- Copy over the SLES installation media to the server or front end node so we can install packages to build other packages
- Install openssl-devel, readline-devel, pam-devel and munge-devel (and libs) to build munge and slurm
- Configure an LDAP server on the service node then point the frontend node to the LDAP server
Why did we pick slurm?
Since we run slurm on all our other compute clusters, it made sense to have it on this system as well. Probably the best thing is all the accounting logs are sent to the same logging daemon.
Most of the configuration of slurm was pretty straight forward. Since we only have a 1 rack system in work I had only configured it to do DYNAMIC layouts.
The relevant configuration options/lines are shown here. The first time Bluegene/P adminitrator will probably appreciate these snippets of configuration lines. The basic setup is
- service-node runs the slurmctld, this is also where all the Bluegene/P management software runs.
- frontend-node runs the slurmd.
For the bluegene.conf file, I generated it by doing smap -Dc -v, then I typed 'save' in the command window.
# # bluegene.conf file generated by smap # See the bluegene.conf man page for more information # CnloadImage=/bgsys/drivers/ppcfloor/boot/cns,/bgsys/drivers/ppcfloor/boot/cnk MloaderImage=/bgsys/drivers/ppcfloor/boot/uloader IoloadImage=/bgsys/drivers/ppcfloor/boot/cns,/bgsys/drivers/ppcfloor/boot/linux,/bgsys/drivers/ppcfloor/boot/ramdisk BridgeAPILogFile=/var/log/slurm/bridgeapi.log #Numpsets=4 # io poor Numpsets=16 # io rich BridgeAPIVerbose=2 BasePartitionNodeCnt=512 NodeCardNodeCnt=32 LayoutMode=DYNAMIC
It's not recommended to run with a DYNAMIC layout mode if you have a big system, but for small systems its probably fine.

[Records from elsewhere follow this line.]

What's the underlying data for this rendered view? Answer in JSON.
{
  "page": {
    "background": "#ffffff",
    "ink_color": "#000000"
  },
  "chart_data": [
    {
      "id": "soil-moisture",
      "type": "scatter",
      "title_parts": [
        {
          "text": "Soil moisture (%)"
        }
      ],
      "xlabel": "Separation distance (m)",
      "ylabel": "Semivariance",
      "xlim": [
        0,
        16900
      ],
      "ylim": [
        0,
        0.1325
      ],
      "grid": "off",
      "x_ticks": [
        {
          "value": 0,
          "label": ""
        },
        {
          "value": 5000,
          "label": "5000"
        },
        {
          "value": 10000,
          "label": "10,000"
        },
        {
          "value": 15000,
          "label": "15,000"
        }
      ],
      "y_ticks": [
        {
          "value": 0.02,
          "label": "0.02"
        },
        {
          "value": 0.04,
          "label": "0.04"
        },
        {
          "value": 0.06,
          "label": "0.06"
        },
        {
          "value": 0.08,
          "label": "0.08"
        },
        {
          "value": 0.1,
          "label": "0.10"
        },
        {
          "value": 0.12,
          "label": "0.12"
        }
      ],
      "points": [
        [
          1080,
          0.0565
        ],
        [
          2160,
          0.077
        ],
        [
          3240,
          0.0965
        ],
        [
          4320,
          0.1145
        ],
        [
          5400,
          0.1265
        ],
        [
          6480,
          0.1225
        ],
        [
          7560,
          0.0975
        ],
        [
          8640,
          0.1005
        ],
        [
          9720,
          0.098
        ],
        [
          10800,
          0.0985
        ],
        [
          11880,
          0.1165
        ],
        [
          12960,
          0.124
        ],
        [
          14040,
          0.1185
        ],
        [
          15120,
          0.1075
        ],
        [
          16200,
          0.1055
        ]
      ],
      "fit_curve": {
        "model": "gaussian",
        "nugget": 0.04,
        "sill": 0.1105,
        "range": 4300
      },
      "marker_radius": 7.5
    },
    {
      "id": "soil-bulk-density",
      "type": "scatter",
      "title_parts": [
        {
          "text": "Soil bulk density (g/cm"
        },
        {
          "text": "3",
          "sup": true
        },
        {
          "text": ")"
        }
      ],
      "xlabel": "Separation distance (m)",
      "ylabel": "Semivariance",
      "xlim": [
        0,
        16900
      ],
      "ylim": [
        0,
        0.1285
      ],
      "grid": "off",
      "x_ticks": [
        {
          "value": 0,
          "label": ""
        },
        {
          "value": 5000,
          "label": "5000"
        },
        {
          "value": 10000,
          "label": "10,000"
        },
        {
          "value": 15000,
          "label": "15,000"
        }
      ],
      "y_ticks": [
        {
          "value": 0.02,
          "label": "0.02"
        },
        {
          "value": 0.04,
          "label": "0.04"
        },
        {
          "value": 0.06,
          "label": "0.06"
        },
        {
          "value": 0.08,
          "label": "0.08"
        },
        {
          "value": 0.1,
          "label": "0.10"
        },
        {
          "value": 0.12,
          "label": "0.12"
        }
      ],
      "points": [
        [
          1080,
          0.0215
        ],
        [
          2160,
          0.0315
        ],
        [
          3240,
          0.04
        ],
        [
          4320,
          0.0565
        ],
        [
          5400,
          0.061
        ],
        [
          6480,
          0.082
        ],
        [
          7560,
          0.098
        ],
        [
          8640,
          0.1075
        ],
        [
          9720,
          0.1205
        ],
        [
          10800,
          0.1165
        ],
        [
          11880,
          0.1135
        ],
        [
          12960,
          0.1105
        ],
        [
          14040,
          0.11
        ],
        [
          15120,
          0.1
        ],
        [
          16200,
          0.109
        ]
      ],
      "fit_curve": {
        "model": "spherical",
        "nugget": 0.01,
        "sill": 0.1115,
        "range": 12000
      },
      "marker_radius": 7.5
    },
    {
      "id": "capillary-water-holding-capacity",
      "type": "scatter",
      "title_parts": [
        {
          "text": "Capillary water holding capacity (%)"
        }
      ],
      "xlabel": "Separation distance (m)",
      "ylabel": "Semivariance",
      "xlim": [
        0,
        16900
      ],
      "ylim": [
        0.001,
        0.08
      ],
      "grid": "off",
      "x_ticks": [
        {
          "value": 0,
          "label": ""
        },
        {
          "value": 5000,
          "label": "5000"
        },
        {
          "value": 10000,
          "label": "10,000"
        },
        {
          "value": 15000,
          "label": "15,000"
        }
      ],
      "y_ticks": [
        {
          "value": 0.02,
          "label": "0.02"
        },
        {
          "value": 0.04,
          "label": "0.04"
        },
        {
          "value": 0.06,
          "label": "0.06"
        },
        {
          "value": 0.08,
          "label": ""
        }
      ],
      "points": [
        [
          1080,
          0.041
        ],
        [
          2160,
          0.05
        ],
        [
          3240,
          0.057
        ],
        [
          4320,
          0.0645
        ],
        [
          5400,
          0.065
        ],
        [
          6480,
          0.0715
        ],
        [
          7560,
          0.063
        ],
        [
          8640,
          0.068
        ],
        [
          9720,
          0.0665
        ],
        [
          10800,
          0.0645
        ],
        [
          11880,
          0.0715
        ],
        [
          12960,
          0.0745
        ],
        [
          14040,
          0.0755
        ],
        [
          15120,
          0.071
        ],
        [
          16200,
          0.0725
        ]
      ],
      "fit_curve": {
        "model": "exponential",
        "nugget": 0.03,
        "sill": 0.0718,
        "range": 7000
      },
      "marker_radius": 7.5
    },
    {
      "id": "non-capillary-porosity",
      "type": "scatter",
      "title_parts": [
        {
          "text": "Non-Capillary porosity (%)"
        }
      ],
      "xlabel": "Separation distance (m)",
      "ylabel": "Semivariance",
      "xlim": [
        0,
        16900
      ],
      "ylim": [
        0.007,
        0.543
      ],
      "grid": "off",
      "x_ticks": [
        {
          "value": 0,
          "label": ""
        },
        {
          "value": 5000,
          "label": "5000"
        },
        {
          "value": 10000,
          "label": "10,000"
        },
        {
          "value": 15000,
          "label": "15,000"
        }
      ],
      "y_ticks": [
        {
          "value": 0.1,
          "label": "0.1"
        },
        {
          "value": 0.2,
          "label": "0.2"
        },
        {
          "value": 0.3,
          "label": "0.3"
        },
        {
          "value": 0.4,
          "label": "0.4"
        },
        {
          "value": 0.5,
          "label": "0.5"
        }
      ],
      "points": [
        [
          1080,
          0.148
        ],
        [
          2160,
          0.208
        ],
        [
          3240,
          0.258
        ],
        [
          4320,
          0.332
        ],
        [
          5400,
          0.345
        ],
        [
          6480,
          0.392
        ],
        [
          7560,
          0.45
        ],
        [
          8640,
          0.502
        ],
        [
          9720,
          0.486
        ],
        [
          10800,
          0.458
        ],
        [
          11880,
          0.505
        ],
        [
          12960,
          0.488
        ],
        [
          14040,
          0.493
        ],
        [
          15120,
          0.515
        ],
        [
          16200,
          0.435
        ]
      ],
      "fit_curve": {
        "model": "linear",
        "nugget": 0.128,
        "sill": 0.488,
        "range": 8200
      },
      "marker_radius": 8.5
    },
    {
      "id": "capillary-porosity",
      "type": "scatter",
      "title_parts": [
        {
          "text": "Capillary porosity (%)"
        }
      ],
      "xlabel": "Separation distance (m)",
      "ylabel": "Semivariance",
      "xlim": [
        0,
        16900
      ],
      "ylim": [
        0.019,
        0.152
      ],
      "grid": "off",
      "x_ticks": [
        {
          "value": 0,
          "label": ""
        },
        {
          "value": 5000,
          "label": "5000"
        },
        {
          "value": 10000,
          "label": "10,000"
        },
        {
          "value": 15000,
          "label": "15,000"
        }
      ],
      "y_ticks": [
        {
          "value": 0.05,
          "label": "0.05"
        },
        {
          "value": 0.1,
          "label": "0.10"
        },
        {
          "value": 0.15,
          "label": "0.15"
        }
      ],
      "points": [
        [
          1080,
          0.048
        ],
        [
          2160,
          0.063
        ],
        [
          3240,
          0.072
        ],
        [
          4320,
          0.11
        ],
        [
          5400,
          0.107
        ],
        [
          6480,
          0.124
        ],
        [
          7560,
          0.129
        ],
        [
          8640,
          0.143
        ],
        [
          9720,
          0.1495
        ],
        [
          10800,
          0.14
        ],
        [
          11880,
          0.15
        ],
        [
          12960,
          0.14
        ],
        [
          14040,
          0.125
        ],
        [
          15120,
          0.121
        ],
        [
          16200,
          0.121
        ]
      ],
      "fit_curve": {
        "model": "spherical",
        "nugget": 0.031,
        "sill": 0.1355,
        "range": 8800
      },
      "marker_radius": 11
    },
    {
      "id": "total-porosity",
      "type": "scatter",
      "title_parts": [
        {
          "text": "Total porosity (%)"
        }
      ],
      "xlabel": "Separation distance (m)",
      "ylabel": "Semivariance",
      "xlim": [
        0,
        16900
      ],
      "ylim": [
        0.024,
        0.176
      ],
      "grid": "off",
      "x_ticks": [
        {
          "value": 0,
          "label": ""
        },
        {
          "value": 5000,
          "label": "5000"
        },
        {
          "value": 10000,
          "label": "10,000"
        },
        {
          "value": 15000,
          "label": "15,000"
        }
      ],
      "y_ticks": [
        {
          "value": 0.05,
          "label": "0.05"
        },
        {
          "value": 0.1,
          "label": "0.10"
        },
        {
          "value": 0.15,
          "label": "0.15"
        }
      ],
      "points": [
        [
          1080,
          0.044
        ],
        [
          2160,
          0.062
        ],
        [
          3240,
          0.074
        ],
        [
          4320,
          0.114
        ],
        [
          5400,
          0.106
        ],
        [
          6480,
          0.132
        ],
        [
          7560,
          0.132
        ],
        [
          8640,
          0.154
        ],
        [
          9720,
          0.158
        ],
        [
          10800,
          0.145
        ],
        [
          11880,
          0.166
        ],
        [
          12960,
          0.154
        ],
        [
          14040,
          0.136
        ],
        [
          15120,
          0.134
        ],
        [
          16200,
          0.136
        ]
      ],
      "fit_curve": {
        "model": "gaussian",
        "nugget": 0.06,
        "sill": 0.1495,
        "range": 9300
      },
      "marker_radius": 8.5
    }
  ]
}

The slurm.conf file also requires some tweaks, notably
SelectType=select/bluegene # COMPUTE NODES NodeName=bgp[000x001] Procs=2048 NodeHostname=bg-fe State=UNKNOWN PartitionName=compute Nodes=bgp[000x001] Default=YES MaxTime=12:00:00 State=UP
More documentation can be found at https://computing.llnl.gov/linux/slurm/bluegene.html, luckily the rest of the slurm configuration is quite straight forward and if you are experienced with slurm already there should not be any major problems.
Some of the gotchas that I've come across so far has been that I needed to configure both the frontend and serivce nodes to look up a directory service of some sort. That is both nodes should have the same posix users, this is so that all the accounting information is logged correctly. In my case I chose to use LDAP on the two machines, I did not point our Bluegene/P system to our existing LDAP servers due to some stock configurations that IBM had shipped.
mpirun and its configuration file mpirun.cfg also caused me some minor problems with the suid bits, we tweaked it abit. It's less secure than what it was before but we trust our users to a certain extent.